RIO - Após quase três meses de especulações vindas de todos os cantos da classe artística, o Ministério da Cultura (MinC) divulgou, em seu site, o projeto da nova Lei do Direito Autoral. A versão atual do texto foi elaborada pelo governo Lula depois de dois meses de consulta pública, em julho e agosto de 2010, e foi retirada da Casa Civil em janeiro, num dos primeiros atos da ministra da Cultura, Ana de Hollanda, para quem o projeto deveria ser revisto. (Leia também: MinC torna público texto da reforma do direito autoral)
São muitas as alterações nos 115 artigos da proposta em comparação ao texto que foi colocado em consulta pública. Uma das mais significativas está no artigo 52-B, que trata de licenças não voluntárias. Antes, a proposta, se aprovada, daria poder ao presidente da República para conceder licença para reprodução de obras em determinadas situações mesmo contra a vontade do titular do direito. Na nova versão, a figura do presidente foi substituída pela Justiça.

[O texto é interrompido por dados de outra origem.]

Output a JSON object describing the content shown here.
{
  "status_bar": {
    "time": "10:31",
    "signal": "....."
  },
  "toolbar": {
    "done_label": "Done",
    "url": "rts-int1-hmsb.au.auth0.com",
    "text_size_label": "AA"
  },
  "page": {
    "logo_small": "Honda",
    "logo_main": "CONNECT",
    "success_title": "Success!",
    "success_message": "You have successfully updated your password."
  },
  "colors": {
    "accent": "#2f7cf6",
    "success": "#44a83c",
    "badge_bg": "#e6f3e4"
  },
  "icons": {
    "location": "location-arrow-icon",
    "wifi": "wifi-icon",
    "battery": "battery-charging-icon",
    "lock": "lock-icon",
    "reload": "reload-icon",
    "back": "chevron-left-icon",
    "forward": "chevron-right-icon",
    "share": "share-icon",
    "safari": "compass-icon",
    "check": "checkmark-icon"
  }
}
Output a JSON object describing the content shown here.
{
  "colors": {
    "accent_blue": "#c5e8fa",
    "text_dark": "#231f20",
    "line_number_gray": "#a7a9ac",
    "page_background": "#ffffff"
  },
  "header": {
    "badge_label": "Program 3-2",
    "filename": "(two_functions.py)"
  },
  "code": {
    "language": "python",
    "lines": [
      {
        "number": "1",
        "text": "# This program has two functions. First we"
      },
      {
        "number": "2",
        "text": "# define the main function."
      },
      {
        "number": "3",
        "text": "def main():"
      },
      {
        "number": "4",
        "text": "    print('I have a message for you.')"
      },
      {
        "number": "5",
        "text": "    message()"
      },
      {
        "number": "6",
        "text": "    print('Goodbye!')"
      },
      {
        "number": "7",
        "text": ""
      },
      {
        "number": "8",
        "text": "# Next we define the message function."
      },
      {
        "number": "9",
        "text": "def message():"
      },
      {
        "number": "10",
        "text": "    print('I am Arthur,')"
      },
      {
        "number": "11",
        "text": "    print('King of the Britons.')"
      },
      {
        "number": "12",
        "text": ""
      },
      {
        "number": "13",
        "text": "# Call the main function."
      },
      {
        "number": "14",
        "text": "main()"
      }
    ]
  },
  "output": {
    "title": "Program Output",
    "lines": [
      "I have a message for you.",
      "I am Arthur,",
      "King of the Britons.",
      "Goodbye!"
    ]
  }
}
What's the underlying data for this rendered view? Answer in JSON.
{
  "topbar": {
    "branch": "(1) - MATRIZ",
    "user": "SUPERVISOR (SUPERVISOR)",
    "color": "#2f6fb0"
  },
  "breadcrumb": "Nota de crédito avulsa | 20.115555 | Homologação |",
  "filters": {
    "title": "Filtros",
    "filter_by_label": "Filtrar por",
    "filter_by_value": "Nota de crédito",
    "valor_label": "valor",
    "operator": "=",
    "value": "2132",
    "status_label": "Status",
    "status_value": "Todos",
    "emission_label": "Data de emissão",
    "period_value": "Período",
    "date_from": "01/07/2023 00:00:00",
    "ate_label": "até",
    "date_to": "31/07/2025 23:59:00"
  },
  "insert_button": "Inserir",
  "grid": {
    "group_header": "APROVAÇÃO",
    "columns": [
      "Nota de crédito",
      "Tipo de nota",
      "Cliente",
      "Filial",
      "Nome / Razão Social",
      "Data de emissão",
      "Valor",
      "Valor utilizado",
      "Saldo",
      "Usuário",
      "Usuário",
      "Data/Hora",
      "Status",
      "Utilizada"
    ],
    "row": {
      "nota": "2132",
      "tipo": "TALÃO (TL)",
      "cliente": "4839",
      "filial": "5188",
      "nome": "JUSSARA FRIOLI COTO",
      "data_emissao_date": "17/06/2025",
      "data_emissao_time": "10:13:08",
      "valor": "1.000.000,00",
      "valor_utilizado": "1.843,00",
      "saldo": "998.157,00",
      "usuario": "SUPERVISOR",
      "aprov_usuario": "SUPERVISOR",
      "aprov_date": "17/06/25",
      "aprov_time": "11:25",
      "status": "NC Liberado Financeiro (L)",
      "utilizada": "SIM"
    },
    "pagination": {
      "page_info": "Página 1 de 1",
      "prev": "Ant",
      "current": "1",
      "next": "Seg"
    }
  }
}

Já no capítulo sobre as associações, a nova redação do projeto inclui um parágrafo que permite aos autores receber uma prestação de contas do órgão de gestão coletiva de seus direitos, inclusive por intermédio do Ministério da Cultura. Na lei em vigor atualmente, instituições como o Escritório Central de Arrecadação e Distribuição (Ecad) não podem sofrer interferência alguma do governo.
- Eles escutaram as pessoas. O projeto que foi para a Casa Civil foi até mesmo melhorado em pontos pedidos por setores mais conservadores da sociedade - diz o advogado Daniel Campello Queiroz, da empresa UP-RIGHTS. - O projeto está pronto para ir para o Congresso. Estão aí todas as alterações possíveis de se fazer num projeto que atenda ao mesmo tempo os interesses de autores e da indústria.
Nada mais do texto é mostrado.